Acer resurrects eMachines with $429 laptop
The new eMachines eMD620-5777 is a full-sized laptop that competes with Netbooks on price.

It's Halloween time, and I think I've seen a ghost: with the new eMD620-5777, Acer has resurrected the eMachines brand in the laptop space.
Of course, eMachines never completely went away--of late, the brand has been on desktops and monitors--but it's been some time since I've even seen an eMachines laptop, never mind received a press release about one. But the popularity of low-cost Netbooks, coupled with tough economic times, must have convinced the company that there was still market demand for cheap laptops.

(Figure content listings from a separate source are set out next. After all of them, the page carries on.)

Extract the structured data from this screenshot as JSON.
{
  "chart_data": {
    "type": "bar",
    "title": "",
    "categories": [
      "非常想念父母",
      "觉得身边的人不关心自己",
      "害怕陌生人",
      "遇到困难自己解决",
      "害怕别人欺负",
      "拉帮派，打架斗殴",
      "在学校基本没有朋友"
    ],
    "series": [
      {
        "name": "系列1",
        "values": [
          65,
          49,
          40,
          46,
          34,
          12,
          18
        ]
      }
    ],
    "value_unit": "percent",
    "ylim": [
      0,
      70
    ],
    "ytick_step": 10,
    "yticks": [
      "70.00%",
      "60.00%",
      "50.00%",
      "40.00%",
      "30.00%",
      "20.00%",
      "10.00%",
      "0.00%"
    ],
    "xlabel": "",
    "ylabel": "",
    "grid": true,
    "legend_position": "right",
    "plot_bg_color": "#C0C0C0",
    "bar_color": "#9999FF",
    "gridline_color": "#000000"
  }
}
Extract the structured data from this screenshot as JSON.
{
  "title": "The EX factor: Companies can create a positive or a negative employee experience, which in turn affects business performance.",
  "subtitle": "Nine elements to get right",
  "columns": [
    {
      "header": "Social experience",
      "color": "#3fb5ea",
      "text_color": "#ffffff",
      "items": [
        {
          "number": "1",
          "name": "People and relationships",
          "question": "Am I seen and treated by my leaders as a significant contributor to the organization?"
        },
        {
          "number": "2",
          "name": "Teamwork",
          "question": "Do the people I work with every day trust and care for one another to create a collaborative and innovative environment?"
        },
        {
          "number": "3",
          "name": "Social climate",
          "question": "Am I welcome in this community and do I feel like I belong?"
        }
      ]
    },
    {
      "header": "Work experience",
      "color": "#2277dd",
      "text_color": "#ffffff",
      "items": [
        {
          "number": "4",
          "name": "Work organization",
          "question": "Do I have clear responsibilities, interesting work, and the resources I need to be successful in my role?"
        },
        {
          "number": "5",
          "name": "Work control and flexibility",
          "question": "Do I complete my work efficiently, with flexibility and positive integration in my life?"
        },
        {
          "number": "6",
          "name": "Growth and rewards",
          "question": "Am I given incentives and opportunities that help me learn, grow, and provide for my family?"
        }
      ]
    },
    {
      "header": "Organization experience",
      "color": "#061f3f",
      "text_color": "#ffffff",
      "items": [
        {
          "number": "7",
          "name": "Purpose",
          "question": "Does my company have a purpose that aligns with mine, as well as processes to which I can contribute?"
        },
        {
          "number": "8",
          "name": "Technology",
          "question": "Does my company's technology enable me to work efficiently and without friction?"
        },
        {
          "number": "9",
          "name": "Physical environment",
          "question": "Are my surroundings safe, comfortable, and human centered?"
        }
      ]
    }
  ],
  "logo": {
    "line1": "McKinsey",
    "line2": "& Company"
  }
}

At $429, the eMD620-5777 costs less than many of the best-equipped Netbooks, and its 14.1-inch wide-screen display and DVD burner make it more of a true laptop. Given that the case comes stocked with AMD's 1.6GHz Athlon 2650e--a low-power processor designed for small-form-factor PCs--and just 1GB of RAM, we hardly expect great performance or battery life from the eMD620-5777. It's likely to be used for the same basic computing tasks as Netbooks (surfing the Web, typing documents), plus watching movies.
Additional specs: integrated ATI Radeon x1200 graphics, 802.11b/g Wi-Fi, a 160GB hard drive, three USB 2.0 ports, headphone/microphone jacks, stereo speakers, and Windows Vista Home Basic.